Wednesday, 25 June 2014

Capital II, Chapter 17 - Part 8

All purchases then come from only one of two sources. Either from the workers, from their wages, but these are only a secondary source, because the wages themselves come from capital, or else from capital itself. That includes all those with whom capital shares its spoils, e.g. the landlord's rent, the money-capitalists interest, the merchant capitalists profit, and the capitalist state's taxes.

“The capitalist class remains consequently the sole point of departure of the circulation of money. If they need £400 for the payment of means of production and £100 for the payment of labour-power, they throw £500 into circulation. But the surplus-value incorporated in the product, with a rate of surplus-value incorporated in the product, with a rate of surplus-value of 100%, is equal in value to £100. How can they continually draw £600 out of circulation, when they continually throw only £500 into it? Nothing comes from nothing. The capitalist class as a whole cannot draw out of circulation what was not previously thrown into it.” (p 338) 

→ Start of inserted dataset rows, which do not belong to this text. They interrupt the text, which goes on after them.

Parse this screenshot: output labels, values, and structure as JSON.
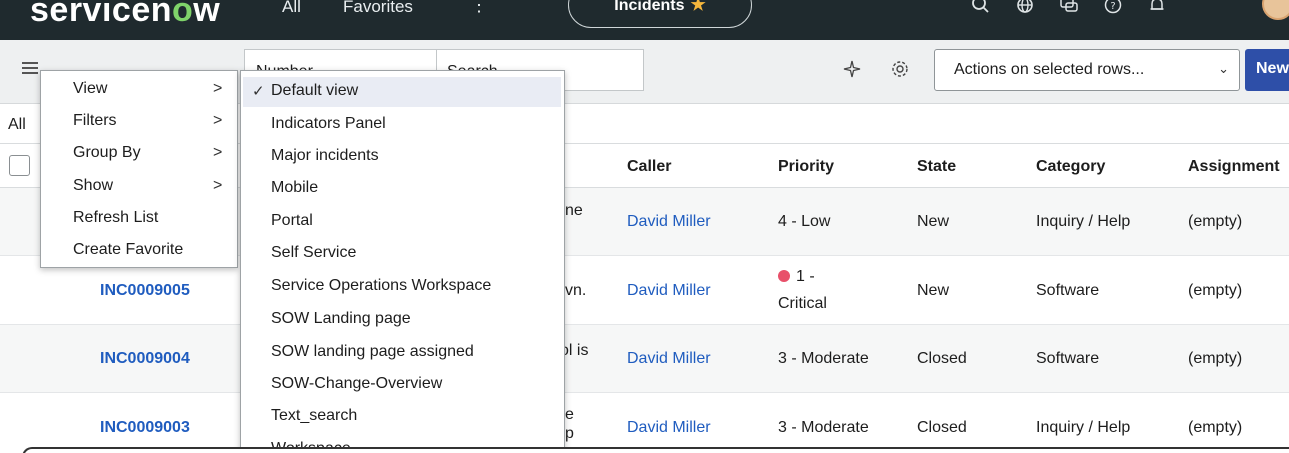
{
  "topnav": {
    "logo_text_a": "servicen",
    "logo_text_o": "o",
    "logo_text_b": "w",
    "all_label": "All",
    "favorites_label": "Favorites",
    "more_label": "⋮",
    "context_pill": "Incidents",
    "pill_star": "★",
    "icons": [
      "search-icon",
      "globe-icon",
      "chat-icon",
      "help-icon",
      "bell-icon",
      "avatar"
    ]
  },
  "toolbar": {
    "field_select_value": "Number",
    "search_placeholder": "Search",
    "actions_select_label": "Actions on selected rows...",
    "new_button_label": "New"
  },
  "breadcrumb": {
    "all_label": "All"
  },
  "table": {
    "headers": [
      "Caller",
      "Priority",
      "State",
      "Category",
      "Assignment"
    ],
    "rows": [
      {
        "number": "",
        "desc_frag": "ne",
        "caller": "David Miller",
        "priority": "4 - Low",
        "critical": false,
        "state": "New",
        "category": "Inquiry / Help",
        "assignment": "(empty)"
      },
      {
        "number": "INC0009005",
        "desc_frag": "vn.",
        "caller": "David Miller",
        "priority_line1": "1 -",
        "priority_line2": "Critical",
        "critical": true,
        "state": "New",
        "category": "Software",
        "assignment": "(empty)"
      },
      {
        "number": "INC0009004",
        "desc_frag": "ol is",
        "caller": "David Miller",
        "priority": "3 - Moderate",
        "critical": false,
        "state": "Closed",
        "category": "Software",
        "assignment": "(empty)"
      },
      {
        "number": "INC0009003",
        "desc_frag": "e",
        "desc_frag2": "p",
        "caller": "David Miller",
        "priority": "3 - Moderate",
        "critical": false,
        "state": "Closed",
        "category": "Inquiry / Help",
        "assignment": "(empty)"
      }
    ]
  },
  "context_menu": {
    "items": [
      "View",
      "Filters",
      "Group By",
      "Show",
      "Refresh List",
      "Create Favorite"
    ],
    "submenu_arrow": ">"
  },
  "view_submenu": {
    "check": "✓",
    "items": [
      "Default view",
      "Indicators Panel",
      "Major incidents",
      "Mobile",
      "Portal",
      "Self Service",
      "Service Operations Workspace",
      "SOW Landing page",
      "SOW landing page assigned",
      "SOW-Change-Overview",
      "Text_search",
      "Workspace"
    ]
  },
  "colors": {
    "nav_bg": "#1f2a2e",
    "brand_green": "#7fd36a",
    "link_blue": "#1f5cbf",
    "primary_button": "#2e4fa8",
    "critical_dot": "#e8506a"
  }
}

This is not a question about the velocity of money or the rate of turnover of capital discussed earlier. Nor is it a question of the circulation of value, or the source of surplus value. It is a question of where the money that is the equivalent of this value itself comes from. We know that a given amount of money, say £500, can circulate £5,000 of commodities, if it is exchanged ten times a year. Similarly, that £500 of money capital can set in motion £5,000 of productive capital if it is turned over ten times a year.

Rather this is assuming that all these other factors remain constant, and asking the question where the amount of money comes from. In other words, if £500 was required before, and £600 is required now, where does this additional £100 come from?

“Indeed, paradoxical as it may appear at first sight, it is the capitalist class itself that throws the money into circulation which serves for the realisation of the surplus-value incorporated in the commodities. But, nota bene, it does not throw it into circulation as advanced money, hence not as capital. It spends it as a means of purchase for its individual consumption. The money is not therefore advanced by the capitalist class, although it is the point of departure of its circulation.” (p 338-9) 

This is only true if we are talking, as Marx is here, about a situation of simple reproduction. Where we are talking about expanded reproduction, then a portion of society's surplus product has to exist in the form of the constant capital, and means of subsistence, that will be used to expand production. The money advanced to buy this additional productive capital can only be advanced as additional money-capital.